Meno by Plato: on Daedalus and Automata

Socrates
Well, do you know why it is that you wonder, or shall I tell you?

Meno
Please tell me.

Socrates
It is because you have not observed with attention the images of Daedalus. But perhaps there are none in your country.

Meno
What is the point of your remark?

Socrates
That if they are not fastened up they play truant and run away; but, if fastened, they stay where they are.

From here.

Doing some research to better understand those Automata-creatures that BLA created:

Reading Explorations in the History of Machines and Mechanisms by Teun Koetsier and Marco Ceccarelli (Editors):

“Automata make their first appearance in Homer, in a form that is strikingly similar to those described in On Automaton-Making. Hephaestus is depicted creating self-moving tripods to serve the gods on Olympus (Homer Iliad 18.373-381 [16]). This passage from the Iliad is the inspiration for the later automaton, when what was once impossible and divine becomes possible through the human application of mechanics [17]. Certainly, the form of automaton seen in Heron and Philon would seem to be a conscious emulation of this passage…The most likely context for the display of the automata described in On Automaton-Making, given their size, is that of a symposium, particularly in the case of the moving automaton described in the first book, especially considering its Dionysian theme. There is also a clear parallel created between the three wheeled automata of Heron and the tripods of Hephaestus [16] when they are presented in a sympotic context.”

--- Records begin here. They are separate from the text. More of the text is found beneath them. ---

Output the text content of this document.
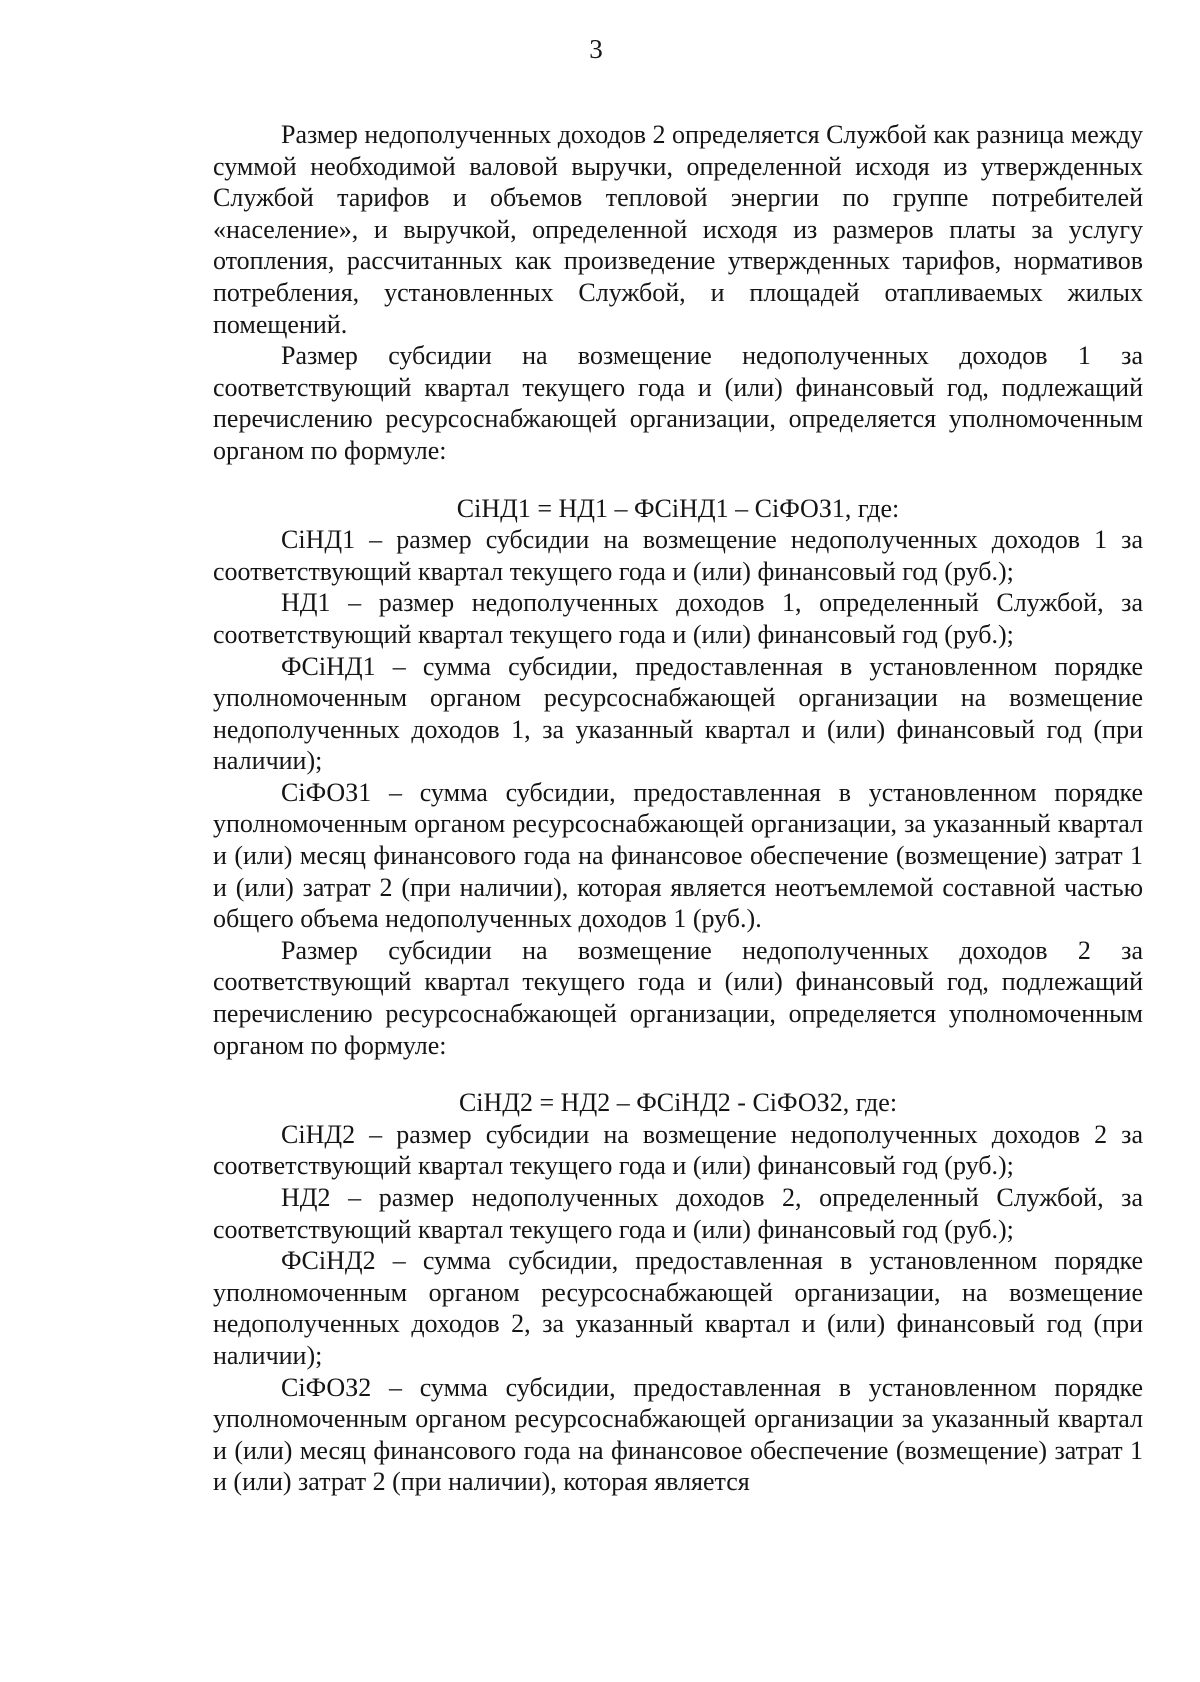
3

Размер недополученных доходов 2 определяется Службой как разница между суммой необходимой валовой выручки, определенной исходя из утвержденных Службой тарифов и объемов тепловой энергии по группе потребителей «население», и выручкой, определенной исходя из размеров платы за услугу отопления, рассчитанных как произведение утвержденных тарифов, нормативов потребления, установленных Службой, и площадей отапливаемых жилых помещений.

Размер субсидии на возмещение недополученных доходов 1 за соответствующий квартал текущего года и (или) финансовый год, подлежащий перечислению ресурсоснабжающей организации, определяется уполномоченным органом по формуле:

СiНД1 = НД1 – ФСiНД1 – СiФОЗ1, где:

СiНД1 – размер субсидии на возмещение недополученных доходов 1 за соответствующий квартал текущего года и (или) финансовый год (руб.);

НД1 – размер недополученных доходов 1, определенный Службой, за соответствующий квартал текущего года и (или) финансовый год (руб.);

ФСiНД1 – сумма субсидии, предоставленная в установленном порядке уполномоченным органом ресурсоснабжающей организации на возмещение недополученных доходов 1, за указанный квартал и (или) финансовый год (при наличии);

СiФОЗ1 – сумма субсидии, предоставленная в установленном порядке уполномоченным органом ресурсоснабжающей организации, за указанный квартал и (или) месяц финансового года на финансовое обеспечение (возмещение) затрат 1 и (или) затрат 2 (при наличии), которая является неотъемлемой составной частью общего объема недополученных доходов 1 (руб.).

Размер субсидии на возмещение недополученных доходов 2 за соответствующий квартал текущего года и (или) финансовый год, подлежащий перечислению ресурсоснабжающей организации, определяется уполномоченным органом по формуле:

СiНД2 = НД2 – ФСiНД2 - СiФОЗ2, где:

СiНД2 – размер субсидии на возмещение недополученных доходов 2 за соответствующий квартал текущего года и (или) финансовый год (руб.);

НД2 – размер недополученных доходов 2, определенный Службой, за соответствующий квартал текущего года и (или) финансовый год (руб.);

ФСiНД2 – сумма субсидии, предоставленная в установленном порядке уполномоченным органом ресурсоснабжающей организации, на возмещение недополученных доходов 2, за указанный квартал и (или) финансовый год (при наличии);

СiФОЗ2 – сумма субсидии, предоставленная в установленном порядке уполномоченным органом ресурсоснабжающей организации за указанный квартал и (или) месяц финансового года на финансовое обеспечение (возмещение) затрат 1 и (или) затрат 2 (при наличии), которая является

BLA just gave a shake of the head and told me, “You want to know why some of Heron’s automata theories and musings don’t make much sense? Because Vulcan wouldn’t let such secrets be spread so easily. The exactness of machines now is nothing compared to what the gods once allowed. And I’m not talking about divine machines here. I’m talking about man-made things. Even if made from god-made secrets.”